La Chambre commerciale de la Cour de cassation a rendu un arrêt de principe majeur sur ce point dans Cass. com., 1er octobre 2025, pourvoi n° 24-14.654. La Cour de cassation retient que la déclaration de créance effectuée pour un codébiteur ne dispense pas de déclarer au passif de l’autre débiteur. En conséquence, la déclaration de créance opérée dans la procédure collective d’un codébiteur solidaire ne vaut aucunement déclaration au passif d’un coobligé distinct. Cette exigence stricte impose aux créanciers une vigilance procédurale absolue lors du traitement de groupes de sociétés ou de codébiteurs liés financièrement entre eux.

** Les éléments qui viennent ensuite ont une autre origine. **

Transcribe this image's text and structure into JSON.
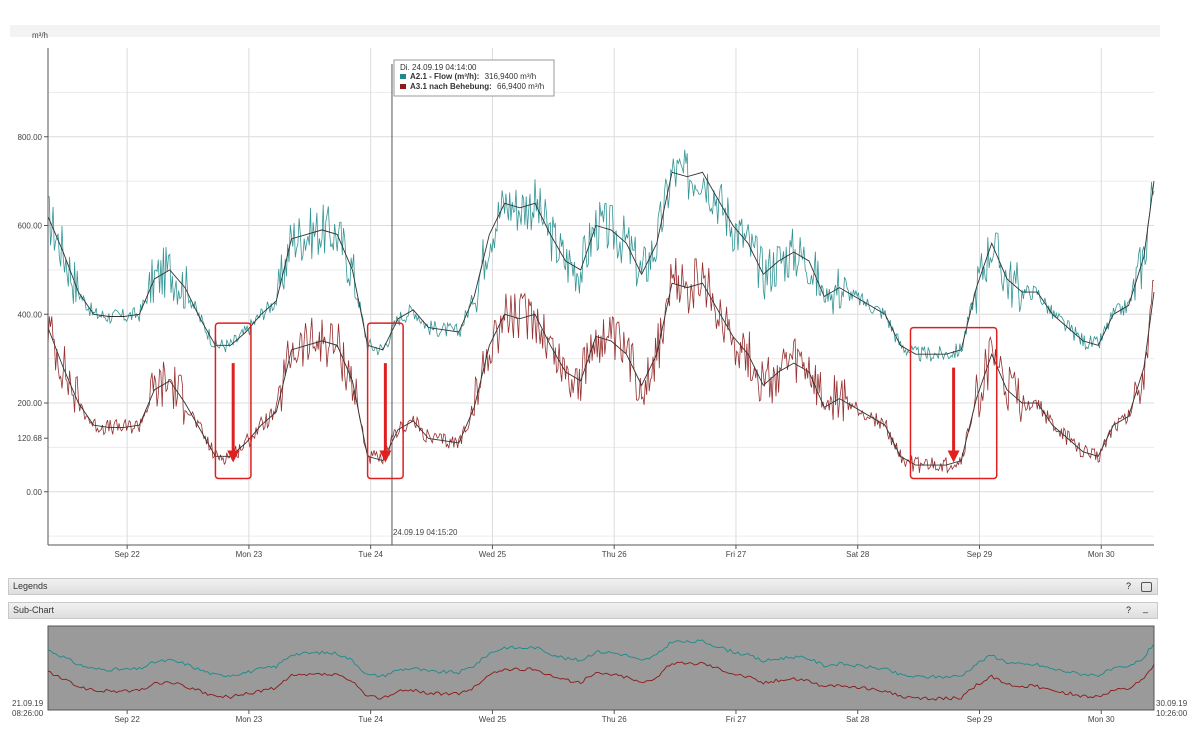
{
  "unit_label": "m³/h",
  "tooltip": {
    "title": "Di. 24.09.19 04:14:00",
    "rows": [
      {
        "series": "A2.1 - Flow (m³/h):",
        "value": "316,9400 m³/h",
        "color": "#1e8a8a"
      },
      {
        "series": "A3.1 nach Behebung:",
        "value": "66,9400 m³/h",
        "color": "#8b1a1a"
      }
    ]
  },
  "crosshair_label": "24.09.19 04:15:20",
  "panels": {
    "legends": "Legends",
    "subchart": "Sub-Chart",
    "help_icon": "?",
    "minimize_icon": "_"
  },
  "subchart_range": {
    "start_date": "21.09.19",
    "start_time": "08:26:00",
    "end_date": "30.09.19",
    "end_time": "10:26:00"
  },
  "chart_data": {
    "type": "line",
    "ylabel": "m³/h",
    "yticks": [
      800.0,
      600.0,
      400.0,
      200.0,
      120.68,
      0.0
    ],
    "ytick_labels": [
      "800.00",
      "600.00",
      "400.00",
      "200.00",
      "120.68",
      "0.00"
    ],
    "ylim": [
      -120,
      1000
    ],
    "xlim": [
      "2019-09-21 08:26",
      "2019-09-30 10:26"
    ],
    "xtick_labels": [
      "Sep 22",
      "Mon 23",
      "Tue 24",
      "Wed 25",
      "Thu 26",
      "Fri 27",
      "Sat 28",
      "Sep 29",
      "Mon 30"
    ],
    "x_unit": "hours since 2019-09-21 08:26",
    "grid": true,
    "series": [
      {
        "name": "A2.1 - Flow (m³/h)",
        "color": "#1e8a8a",
        "x": [
          0,
          3,
          6,
          9,
          12,
          15,
          18,
          21,
          24,
          27,
          30,
          33,
          36,
          39,
          42,
          45,
          48,
          51,
          54,
          57,
          60,
          63,
          66,
          69,
          72,
          75,
          78,
          81,
          84,
          87,
          90,
          93,
          96,
          99,
          102,
          105,
          108,
          111,
          114,
          117,
          120,
          123,
          126,
          129,
          132,
          135,
          138,
          141,
          144,
          147,
          150,
          153,
          156,
          159,
          162,
          165,
          168,
          171,
          174,
          177,
          180,
          183,
          186,
          189,
          192,
          195,
          198,
          201,
          204,
          207,
          210,
          213,
          216,
          218
        ],
        "values": [
          620,
          540,
          450,
          400,
          395,
          395,
          400,
          480,
          500,
          460,
          390,
          330,
          330,
          360,
          400,
          430,
          570,
          580,
          590,
          580,
          500,
          330,
          320,
          390,
          410,
          370,
          365,
          360,
          440,
          580,
          650,
          640,
          650,
          580,
          520,
          500,
          600,
          590,
          560,
          490,
          560,
          720,
          710,
          720,
          660,
          600,
          560,
          490,
          520,
          540,
          520,
          440,
          460,
          440,
          420,
          400,
          330,
          310,
          310,
          310,
          320,
          460,
          560,
          480,
          450,
          450,
          400,
          370,
          340,
          330,
          400,
          420,
          530,
          700
        ]
      },
      {
        "name": "A3.1 nach Behebung",
        "color": "#8b1a1a",
        "x": [
          0,
          3,
          6,
          9,
          12,
          15,
          18,
          21,
          24,
          27,
          30,
          33,
          36,
          39,
          42,
          45,
          48,
          51,
          54,
          57,
          60,
          63,
          66,
          69,
          72,
          75,
          78,
          81,
          84,
          87,
          90,
          93,
          96,
          99,
          102,
          105,
          108,
          111,
          114,
          117,
          120,
          123,
          126,
          129,
          132,
          135,
          138,
          141,
          144,
          147,
          150,
          153,
          156,
          159,
          162,
          165,
          168,
          171,
          174,
          177,
          180,
          183,
          186,
          189,
          192,
          195,
          198,
          201,
          204,
          207,
          210,
          213,
          216,
          218
        ],
        "values": [
          370,
          280,
          200,
          150,
          145,
          145,
          150,
          230,
          250,
          200,
          140,
          80,
          80,
          110,
          150,
          180,
          320,
          330,
          340,
          330,
          250,
          80,
          70,
          140,
          160,
          120,
          115,
          110,
          190,
          330,
          400,
          390,
          400,
          330,
          270,
          250,
          350,
          340,
          310,
          240,
          310,
          470,
          460,
          470,
          410,
          350,
          310,
          240,
          270,
          290,
          270,
          190,
          210,
          190,
          170,
          150,
          80,
          60,
          60,
          60,
          70,
          210,
          310,
          230,
          200,
          200,
          150,
          120,
          90,
          80,
          150,
          170,
          280,
          450
        ]
      }
    ],
    "annotations": [
      {
        "type": "highlight-box",
        "x_range": [
          33,
          40
        ],
        "y_range": [
          30,
          380
        ],
        "arrow": "down"
      },
      {
        "type": "highlight-box",
        "x_range": [
          63,
          70
        ],
        "y_range": [
          30,
          380
        ],
        "arrow": "down"
      },
      {
        "type": "highlight-box",
        "x_range": [
          170,
          187
        ],
        "y_range": [
          30,
          370
        ],
        "arrow": "down"
      }
    ],
    "crosshair_x": 67.8
  }
}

Par ailleurs, le Tribunal judiciaire de Grenoble, 6ème chambre civile, 2 juillet 2026, n° 24/06590, rappelle l’autonomie des obligations souscrites solidairement. La Cour d’appel de Versailles, Chambre commerciale 3-1, 26 mars 2025, n° 23/00502, confirme la sanction de l’inexécution contractuelle entre professionnels coobligés. La Cour d’appel de Rouen, Chambre commerciale, 12 février 2026, n° 24/03896, réaffirme la rigueur des poursuites commerciales solidaires engagées par les créanciers. Enfin, la Cour d’appel d’Aix-en-Provence, Chambre 3-1, 21 mai 2026, n° 20/10788, sanctionne les manquements dans la reddition des comptes contributifs entre associés.
De surcroît, le codébiteur solvens qui a payé le créancier peut déclarer sa créance récursoire au passif du coobligé défaillant sous réserve de régularité. Cette déclaration doit intervenir dans les délais légaux prescrits à compter de la publication du jugement d’ouverture au bulletin officiel des annonces civiles et commerciales. Le débiteur solvens concourt alors avec les autres créanciers chirographaires pour recevoir d’éventuels dividendes dans le cadre des opérations de répartition liquidative. Dès lors, les entreprises et leurs conseils doivent auditer soigneusement les garanties croisées pour sécuriser leurs flux de trésorerie et prévenir les risques d’insolvabilité.
L’adoption d’un plan de sauvegarde ou de redressement judiciaire au bénéfice d’un codébiteur modifie également les modalités d’exigibilité de la dette garantie. Les délais et remises accordés par le tribunal dans le plan ne profitent en principe pas aux coobligés solidaires personnes morales garantes de la dette. En conséquence, les créanciers peuvent poursuivre immédiatement ces derniers pour le montant intégral sans attendre les échéances fixées dans le plan d’apurement judiciaire. À cet égard, l’analyse stratégique des engagements souscrits permet aux dirigeants d’anticiper les répercussions financières d’une défaillance au sein de leurs partenaires commerciaux.
Conclusion
En définitive, la solidarité passive demeure un instrument juridique irremplaçable au service du crédit commercial et de la sécurité des créanciers d’affaires. La présomption coutumière commerciale renverse le principe d’indépendance des dettes pour offrir une garantie robuste d’exécution intégrale des engagements économiques complexes. La distinction entre l’obligation à la dette et la contribution finale protège efficacement l’équilibre contractuel entre coobligés par le jeu des recours récursoires. Or, la rigueur procédurale impose aux créanciers comme aux débiteurs d’anticiper la qualification des exceptions opposables et le risque d’insolvabilité en procédure collective. Dès lors, la maîtrise des règles légales et jurisprudentielles assure une gestion optimale du contentieux et consolide la pérennité financière des entreprises partenaires.